Em depoimento à polícia, o estudante disse que o vídeo foi feito a caminho da votação, em Londrina, seu domicílio eleitoral, e que divulgou essa gravação em um grupo do whatsapp que participava, mas que teria se arrependido e apagado o conteúdo. Sobre o segundo vídeo, em que aparece segurando um revólver, o estudante disse que o gravou na casa de seus pais, em Londrina, antes do primeiro turno das eleições.


"Sobre a arma usada no vídeo, o investigado afirmou que pertencia ao seu avô, acreditando que esteja registrada em nome de seu pai. Ele se comprometeu a encaminhar à Decradi a documentação da arma de fogo", diz nota da Polícia Civil de São Paulo.


Suspenso da faculdade


Pedro é estudante do último semestre de Direito da Universidade Presbiteriana Mackenzie em São Paulo. Centenas de alunos da instituição protestaram em dois atos durante a manhã e à noite de terça-feira (30) contra as declarações racistas e pedindo a expulsão do rapaz.


A faculdade suspendeu o estudante por cinco dias e divulgou nota afirmando que “tais opiniões e atitudes são veementemente repudiadas”. Nesta quarta-feira, uma comissão de professores iria analisar o caso e pretendia ouvir o aluno. Pedro pode vir a ser expulso da faculdade.


Veja a nota do Mackenzie


“A Universidade Presbiteriana Mackenzie tomou conhecimento de vídeos produzidos por um discente, fora do ambiente da Universidade, e divulgados nas redes sociais, onde ele faz discurso incitando a violência, com ameaças, e manifestação racista.


Tais opiniões e atitudes são veementemente repudiadas por nossa Instituição que, de imediato, instaurou processo disciplinar, aplicando preventivamente a suspensão do discente das atividades acadêmicas. Iniciou, paralelamente, sindicância para apuração e aplicação das sanções cabíveis, conforme dispõe o Código de Decoro Acadêmico da Universidade.


Benedito G. Aguiar Neto


Reitor"


O Ministério Público de São Paulo também se manifestou sobre o caso e informou que a Promotoria de Direitos Humanos "requisitou a instauração de inquérito policial e também representou junto à comissão de ética da OAB, para apuração da conduta do estudante".


o saber do episódio, o escritório de advocacia em que o rapaz trabalhava desde julho como estagiário anunciou sua demissão na noite de segunda-feira (29).


Em sua página oficial no Facebook, a empresa publicou uma nota de repúdio.

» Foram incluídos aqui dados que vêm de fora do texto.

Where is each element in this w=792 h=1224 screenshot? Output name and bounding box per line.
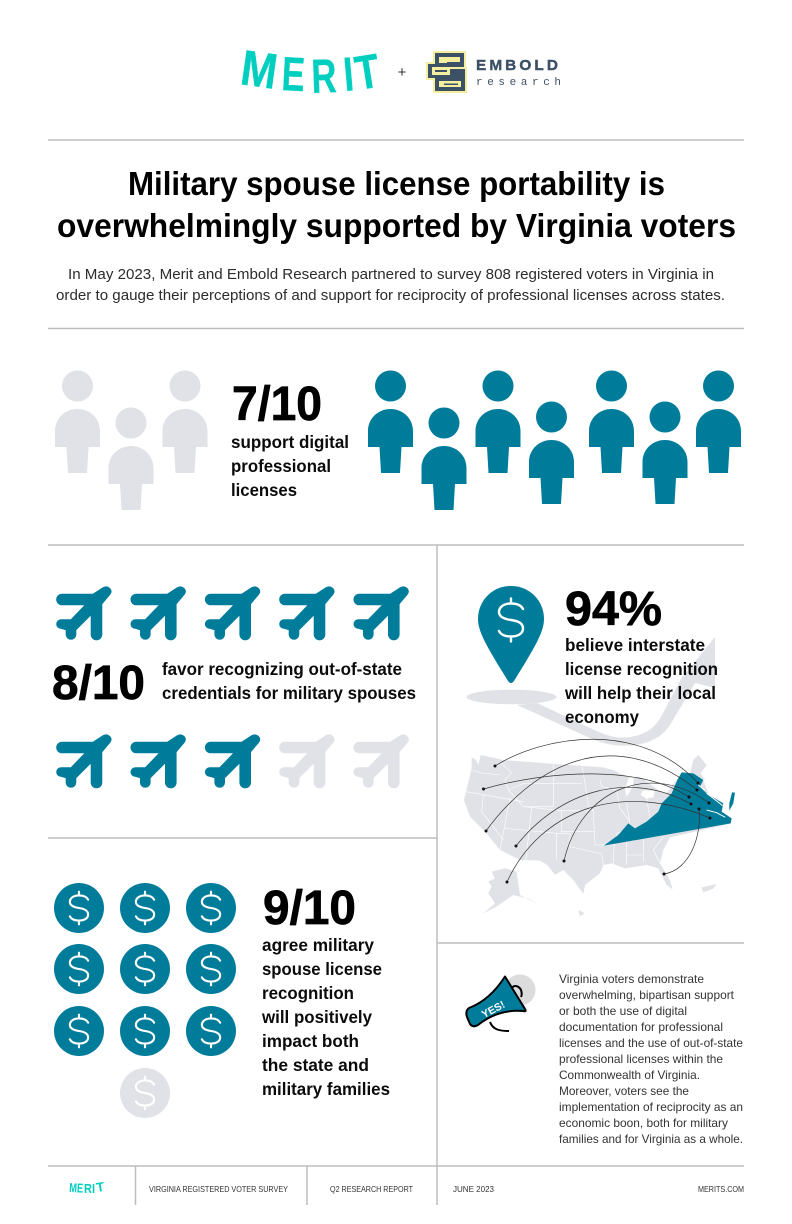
statistic caption: believe interstate (565, 635, 705, 655)
summary text: Virginia voters demonstrate (559, 973, 704, 986)
statistic caption: professional (231, 456, 331, 476)
intro text: order to gauge their perceptions of and support for reciprocity of professional licenses across states. (56, 287, 725, 304)
panel: summary callout (466, 973, 743, 1146)
statistic caption: the state and (262, 1055, 369, 1075)
icon: megaphone (466, 974, 536, 1031)
statistic caption (564, 635, 718, 727)
dividers (48, 140, 744, 1205)
summary text: documentation for professional (559, 1021, 723, 1034)
footer logo (69, 1179, 105, 1196)
footer labels: Q2 RESEARCH REPORT (330, 1185, 413, 1194)
statistic caption: recognition (262, 983, 354, 1003)
logo: Merit: R (311, 50, 337, 104)
US map with Virginia highlighted (464, 739, 735, 916)
growth arrow (517, 637, 715, 746)
panel: local economy 94% (464, 583, 735, 916)
footer labels: JUNE 2023 (453, 1185, 494, 1194)
statistic caption: military families (262, 1079, 390, 1099)
grey people icons (55, 370, 208, 510)
Alaska (483, 868, 540, 913)
contiguous states (464, 755, 732, 894)
summary text: families and for Virginia as a whole. (559, 1133, 743, 1146)
plane icons row one (56, 587, 409, 640)
statistic caption: will help their local (564, 683, 716, 703)
summary text: implementation of reciprocity as an (559, 1101, 743, 1114)
plus sign: + (398, 64, 407, 81)
connection arcs (484, 739, 710, 882)
summary text: Commonwealth of Virginia. (559, 1069, 700, 1082)
statistic caption: will positively (261, 1007, 372, 1027)
statistic caption: support digital (231, 432, 349, 452)
statistic caption (162, 659, 416, 703)
panel: digital licenses 7/10 (55, 370, 741, 510)
ground shadow (466, 690, 556, 704)
panel: military spouses 8/10 (52, 587, 416, 788)
statistic 9/10: 9/10 (263, 882, 356, 935)
footer logo: T (95, 1179, 105, 1195)
title (57, 166, 736, 245)
statistic caption: license recognition (565, 659, 718, 679)
statistic 7/10: 7/10 (232, 378, 322, 431)
Virginia (604, 772, 732, 846)
statistic caption: agree military (262, 935, 374, 955)
map dots (482, 764, 712, 884)
summary text (559, 973, 743, 1146)
logo: Merit: T (351, 45, 383, 101)
title: overwhelmingly supported by Virginia voters (57, 208, 736, 245)
statistic caption (261, 935, 390, 1099)
summary text: licenses and the use of out-of-state (559, 1037, 743, 1050)
logo: Merit: M (237, 39, 281, 100)
intro text: In May 2023, Merit and Embold Research partnered to survey 808 registered voters in Virginia in (68, 266, 714, 283)
footer labels (149, 1185, 744, 1194)
statistic caption: spouse license (262, 959, 382, 979)
statistic 94%: 94% (565, 583, 662, 636)
New England (690, 755, 707, 780)
dollar coin icons (54, 883, 236, 1118)
map pin icon (478, 586, 544, 683)
intro text (56, 266, 725, 304)
footer (69, 1179, 744, 1196)
footer labels: MERITS.COM (698, 1185, 744, 1194)
summary text: Moreover, voters see the (559, 1085, 689, 1098)
summary text: economic boon, both for military (559, 1117, 728, 1130)
panel: positive impact 9/10 (54, 882, 390, 1118)
statistic caption: licenses (231, 480, 297, 500)
title: Military spouse license portability is (128, 166, 665, 203)
statistic 8/10: 8/10 (52, 657, 145, 710)
summary text: professional licenses within the (559, 1053, 723, 1066)
footer logo: ME (69, 1180, 84, 1196)
statistic caption: credentials for military spouses (162, 683, 416, 703)
statistic caption: favor recognizing out-of-state (162, 659, 402, 679)
icon: megaphone: YES! (480, 999, 507, 1021)
logo: Embold Research: research (476, 77, 561, 89)
footer logo: RI (84, 1181, 95, 1196)
logo: Merit (237, 39, 383, 104)
teal people icons (368, 370, 741, 510)
Hawaii (578, 910, 585, 916)
plane icons row two (56, 735, 409, 788)
logo: Merit: I (341, 48, 356, 102)
footer labels: VIRGINIA REGISTERED VOTER SURVEY (149, 1185, 288, 1194)
logo: Embold Research: EMBOLD (476, 57, 561, 74)
statistic caption: impact both (262, 1031, 359, 1051)
summary text: overwhelming, bipartisan support (559, 989, 735, 1002)
statistic caption: economy (565, 707, 639, 727)
logo: Merit: E (280, 48, 306, 102)
Delmarva island (729, 792, 735, 811)
state borders (466, 763, 663, 865)
Chesapeake inlets (698, 785, 725, 817)
logo: Embold Research (426, 51, 561, 93)
statistic caption (231, 432, 349, 500)
Puerto Rico (702, 884, 717, 892)
summary text: or both the use of digital (559, 1005, 687, 1018)
Great Lakes (625, 777, 655, 799)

Veja abaixo:


NOTA DE REPÚDIO


O DDSA tomou conhecimento, na tarde de hoje, de vídeo que circula nas redes sociais com declarações efetuadas por acadêmico de Direito que fazia estágio no escritório e imediatamente o desligou de seus quadros.


O escritório repudia veementemente qualquer manifestação que viole direitos e garantias estabelecidos pela Constituição Federal.